Statistical Parametric Synthesis

Building a CLUSTERGEN Statistical Parametric Synthesizer

This method, inspired the work of Keiichi Tokuda and NITECH's HMM Speech Synthesis Toolkit, is a method for building statistical parametric synthesizers from databases of natural speech. Although the result is still not as crisp as a well done unit selection voice, this method is much easier to get a nice clear synthetic voice that models the original speaker well.

Although this method is partially "tagged on" to the clunits method, it is actually quite independent. The tasks are as follows.

We assume you have read the rest of this chapter (though, in reality, we know you probably haven't), thus the descriptions here are quite minimal.

First make an empty directory and in it run the setup_cg setup command.

    mkdir cmu_us_awb_arctic
    cd cmu_us_awb_arctic
    $FESTVOXDIR/src/clustergen/setup_cg cmu us awb_arctic

In you already have an existing voice running setup_cg while only copy in the necessary files for clustergen, however I'd recommend starting from scratch as I don't know when you created your previous voice and I'm not sure of its exact state.

Now you need to get your waveform files and prompt file. Put your waveform files in the wav/ and your prompt file in etc/txt.done.data. Note you should probably use bin/get_wavs to copy the wavefiles so that they get power normalized and get changed to a reasonable format (16KHz, 16bit, RIFF format).

The next stage if to label the data. If you aren't very knowledgeable about labeling in clustergen, you should use the EHMM labeler. EHMM constructs the labels in the right format for segments and HMM states. and matches them properly with what the synthesizer generates for the prompts. Using other labels is likely to cause more problems. Even if you already have other labels use EHMM first.

    ./bin/do_build build_prompts
    ./bin/do_build label
    ./bin/do_build build_utts

The EHMM labeler has been shown to be very reliable, and can nicely deal with silence insertion. It isn't very fast though and will take several hours. You can check the file ehmm/mod/log100.txt to see the Baum-Welch iterations, there will probably be 20-30. The ARCTIC a-set takes about 3-4 hours to label.

Parametric synthesis require a reversible parameterization, this set up here uses a form of mel cepstrum, the same version that is used by NITECH's basic HTS build. Parameter build is in two parts building the F0 and building the mceps themselves. Then these are combined into a single parameter file for each utterance in the database.

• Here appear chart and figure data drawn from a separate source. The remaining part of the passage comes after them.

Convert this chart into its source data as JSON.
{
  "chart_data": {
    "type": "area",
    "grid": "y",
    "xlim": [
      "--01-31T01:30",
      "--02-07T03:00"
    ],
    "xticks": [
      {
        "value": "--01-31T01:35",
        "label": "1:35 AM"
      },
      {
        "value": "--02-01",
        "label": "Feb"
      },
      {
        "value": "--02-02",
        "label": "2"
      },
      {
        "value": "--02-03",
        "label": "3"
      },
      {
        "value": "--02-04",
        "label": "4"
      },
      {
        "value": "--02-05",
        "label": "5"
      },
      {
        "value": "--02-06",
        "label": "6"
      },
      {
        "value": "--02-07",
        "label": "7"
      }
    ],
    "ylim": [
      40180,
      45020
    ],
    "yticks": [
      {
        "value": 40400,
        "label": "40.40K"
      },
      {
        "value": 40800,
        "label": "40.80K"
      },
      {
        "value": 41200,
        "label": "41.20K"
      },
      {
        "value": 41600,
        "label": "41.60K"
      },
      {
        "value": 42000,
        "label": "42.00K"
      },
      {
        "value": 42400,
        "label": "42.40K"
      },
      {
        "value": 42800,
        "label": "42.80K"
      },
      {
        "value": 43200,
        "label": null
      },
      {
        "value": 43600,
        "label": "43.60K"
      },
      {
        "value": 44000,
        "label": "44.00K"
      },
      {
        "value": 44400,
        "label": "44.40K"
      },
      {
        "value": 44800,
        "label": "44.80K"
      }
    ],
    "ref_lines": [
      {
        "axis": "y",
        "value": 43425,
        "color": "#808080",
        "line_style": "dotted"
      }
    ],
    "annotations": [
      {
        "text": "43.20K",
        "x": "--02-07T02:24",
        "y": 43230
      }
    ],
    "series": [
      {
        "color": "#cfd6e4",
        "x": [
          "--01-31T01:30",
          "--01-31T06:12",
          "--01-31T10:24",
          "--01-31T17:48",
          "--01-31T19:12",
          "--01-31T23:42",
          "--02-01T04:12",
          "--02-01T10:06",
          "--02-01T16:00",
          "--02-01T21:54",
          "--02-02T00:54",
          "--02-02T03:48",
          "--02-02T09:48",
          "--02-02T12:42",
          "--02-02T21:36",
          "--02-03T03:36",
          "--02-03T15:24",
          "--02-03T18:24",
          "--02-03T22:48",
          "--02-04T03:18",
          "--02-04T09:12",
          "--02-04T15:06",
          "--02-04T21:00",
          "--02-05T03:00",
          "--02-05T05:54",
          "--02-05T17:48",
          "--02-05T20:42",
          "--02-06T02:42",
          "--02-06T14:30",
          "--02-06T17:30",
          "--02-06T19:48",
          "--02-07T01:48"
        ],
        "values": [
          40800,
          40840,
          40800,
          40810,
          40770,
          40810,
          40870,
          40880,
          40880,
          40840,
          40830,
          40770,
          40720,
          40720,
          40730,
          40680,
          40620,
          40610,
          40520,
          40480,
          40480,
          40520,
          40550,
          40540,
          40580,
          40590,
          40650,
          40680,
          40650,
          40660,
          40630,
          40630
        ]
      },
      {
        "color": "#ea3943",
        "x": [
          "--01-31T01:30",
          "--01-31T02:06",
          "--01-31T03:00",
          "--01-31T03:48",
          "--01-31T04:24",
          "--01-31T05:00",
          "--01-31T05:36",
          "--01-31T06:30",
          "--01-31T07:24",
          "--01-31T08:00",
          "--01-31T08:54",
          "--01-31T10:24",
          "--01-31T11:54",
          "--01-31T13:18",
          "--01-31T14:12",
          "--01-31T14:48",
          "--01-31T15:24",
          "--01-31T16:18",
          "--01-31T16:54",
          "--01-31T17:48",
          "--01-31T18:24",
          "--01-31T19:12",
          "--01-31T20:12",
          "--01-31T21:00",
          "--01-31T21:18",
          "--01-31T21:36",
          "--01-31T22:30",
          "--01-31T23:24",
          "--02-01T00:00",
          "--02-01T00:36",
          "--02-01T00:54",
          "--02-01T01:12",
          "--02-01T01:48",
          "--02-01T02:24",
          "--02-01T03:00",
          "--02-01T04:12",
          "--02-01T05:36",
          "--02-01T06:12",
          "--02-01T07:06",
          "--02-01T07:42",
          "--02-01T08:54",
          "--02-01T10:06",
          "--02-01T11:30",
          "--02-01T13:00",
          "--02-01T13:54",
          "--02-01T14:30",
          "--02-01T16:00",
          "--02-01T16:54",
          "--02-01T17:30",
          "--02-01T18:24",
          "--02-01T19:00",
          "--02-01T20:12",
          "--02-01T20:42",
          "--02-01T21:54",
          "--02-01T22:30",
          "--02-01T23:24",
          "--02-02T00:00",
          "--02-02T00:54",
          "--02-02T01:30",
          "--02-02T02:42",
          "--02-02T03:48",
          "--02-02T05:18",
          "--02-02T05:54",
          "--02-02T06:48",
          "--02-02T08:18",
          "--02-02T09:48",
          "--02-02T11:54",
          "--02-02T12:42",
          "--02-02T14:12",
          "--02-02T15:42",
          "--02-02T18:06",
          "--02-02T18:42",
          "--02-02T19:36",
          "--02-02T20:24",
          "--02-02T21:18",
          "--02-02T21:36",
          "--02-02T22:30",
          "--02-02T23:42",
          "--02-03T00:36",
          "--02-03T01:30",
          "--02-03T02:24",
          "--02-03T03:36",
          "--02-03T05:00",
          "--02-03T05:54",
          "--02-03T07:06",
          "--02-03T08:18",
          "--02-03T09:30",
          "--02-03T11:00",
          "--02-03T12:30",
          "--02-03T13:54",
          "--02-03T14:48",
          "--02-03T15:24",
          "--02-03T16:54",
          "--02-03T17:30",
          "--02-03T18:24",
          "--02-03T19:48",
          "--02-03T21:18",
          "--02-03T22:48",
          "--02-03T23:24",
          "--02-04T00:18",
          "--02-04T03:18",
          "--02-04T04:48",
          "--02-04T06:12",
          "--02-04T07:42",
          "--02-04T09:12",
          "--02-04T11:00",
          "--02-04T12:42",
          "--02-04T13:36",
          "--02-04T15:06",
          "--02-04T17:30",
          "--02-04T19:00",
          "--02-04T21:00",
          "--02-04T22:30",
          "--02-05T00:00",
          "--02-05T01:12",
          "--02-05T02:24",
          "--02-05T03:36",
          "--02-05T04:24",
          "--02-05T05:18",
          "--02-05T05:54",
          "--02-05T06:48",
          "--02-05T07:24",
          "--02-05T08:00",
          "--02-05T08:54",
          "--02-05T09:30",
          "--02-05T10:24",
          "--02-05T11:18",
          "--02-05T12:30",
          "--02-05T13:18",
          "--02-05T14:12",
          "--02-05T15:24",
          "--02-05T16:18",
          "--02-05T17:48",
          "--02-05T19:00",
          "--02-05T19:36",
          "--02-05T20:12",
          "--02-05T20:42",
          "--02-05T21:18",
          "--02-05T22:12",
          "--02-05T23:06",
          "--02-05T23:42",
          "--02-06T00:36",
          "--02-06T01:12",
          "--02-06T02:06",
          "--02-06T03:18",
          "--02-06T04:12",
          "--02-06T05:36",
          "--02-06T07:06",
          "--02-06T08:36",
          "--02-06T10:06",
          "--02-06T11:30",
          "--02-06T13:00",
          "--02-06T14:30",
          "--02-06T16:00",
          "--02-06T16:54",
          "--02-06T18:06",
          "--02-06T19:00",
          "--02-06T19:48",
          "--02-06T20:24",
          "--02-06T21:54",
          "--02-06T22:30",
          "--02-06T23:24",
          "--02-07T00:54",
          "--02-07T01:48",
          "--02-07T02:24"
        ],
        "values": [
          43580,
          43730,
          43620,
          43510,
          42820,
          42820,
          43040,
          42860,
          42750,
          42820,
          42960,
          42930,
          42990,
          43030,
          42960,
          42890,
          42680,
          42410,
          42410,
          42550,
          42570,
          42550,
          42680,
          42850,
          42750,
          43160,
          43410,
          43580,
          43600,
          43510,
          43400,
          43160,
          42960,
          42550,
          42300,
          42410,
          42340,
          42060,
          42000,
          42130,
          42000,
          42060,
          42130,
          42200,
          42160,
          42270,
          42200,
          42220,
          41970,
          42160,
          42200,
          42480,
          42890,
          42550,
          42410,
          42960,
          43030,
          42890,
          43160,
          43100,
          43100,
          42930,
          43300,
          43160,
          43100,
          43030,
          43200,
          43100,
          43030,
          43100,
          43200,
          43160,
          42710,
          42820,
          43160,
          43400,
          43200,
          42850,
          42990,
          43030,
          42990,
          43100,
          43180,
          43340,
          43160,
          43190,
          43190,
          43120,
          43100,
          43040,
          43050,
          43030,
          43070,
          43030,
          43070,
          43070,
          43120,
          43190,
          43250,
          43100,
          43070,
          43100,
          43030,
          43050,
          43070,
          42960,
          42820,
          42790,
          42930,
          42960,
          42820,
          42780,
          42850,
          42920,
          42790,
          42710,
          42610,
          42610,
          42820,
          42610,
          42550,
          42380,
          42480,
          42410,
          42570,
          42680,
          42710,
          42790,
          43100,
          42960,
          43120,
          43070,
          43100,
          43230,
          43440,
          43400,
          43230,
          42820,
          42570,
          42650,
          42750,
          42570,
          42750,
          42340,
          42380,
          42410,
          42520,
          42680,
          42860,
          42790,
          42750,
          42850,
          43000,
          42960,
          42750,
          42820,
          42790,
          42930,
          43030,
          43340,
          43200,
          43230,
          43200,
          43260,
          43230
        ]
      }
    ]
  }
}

    ./bin/do_clustergen f0
    ./bin/do_clustergen mcep
    ./bin/do_clustergen combine_coeffs

The mcep part takes the longest. Note that the F0 part now tries to estimate the range of the F0 on the speaker and modifies parameters for the F0 extraction program. (The F0 params are saved in etc/f0.params.)

If you want to have a test set of utterances, you can separate out some of your prompt list. The test set should be put in the file etc/txt.done.data.test The follow commands will make a training and test set (every 10th prompt in the test set, the other 9 in the training set).

    ./bin/traintest etc/txt.done.data
    cat etc/txt.done.data.train >etc/txt.done.data

The next stage is to generate is to build the parametric model. There parts are required for this. This first is very quick and simply puts the state (and phone) names into their respective files. It assumes a file etc/statenames which is generate by EHMM. The second stage build the parametric models itself. The last builds a duration model for the state names

   ./bin/do_clustergen generate_statenames
   ./bin/do_clustergen cluster
   ./bin/do_clustergen dur

The resulting voice should now work

   festival festvox/cmu_us_awb_arctic_cg.scm
   ...
   festival> (voice_cmu_us_awb_arctic_cg)
   ...
   festival> (SayText "This is a little example.")

The voice can be packaged for distribution by the command

   ./bin/do_clusterget festvox_dist

This will generation festvox_cmu_us_awb_arctic_cg.tar.gz which will be quite small compared to a clunit voice made with the same databases. Because only the parameters are kept (in fact only means and standard deviations of clusters of of parameters) which do not include residual or excitation information the result is something orders of magnitude smaller that a full unit selection voices.

There two other options in the clustergen voice build. These involve modeling trajectories rather than individual vectors. They give objectively better results (though marginal subjectively better results for the voices we have tested). Instead of the line

   ./bin/do_clustergen cluster

You can run

   ./bin/do_clustergen trajectory

or the slightly better

   ./bin/do_clustergen trajectory_ola

These two options may run after the simple version of the voice.

You can test your voice with held out data, if you did this in the above step that created etc/txt.done.data.test You can run

   $FESTVOXDIR/src/clustergen/cg_test resynth cgp

This will create parameter files (and waveform files) in test/cgp. The output of the cg_test is also four measures the mean difference for all features in the parameter vector, for F0 alone, for all but F0, and MCD (mel ceprstral distortion).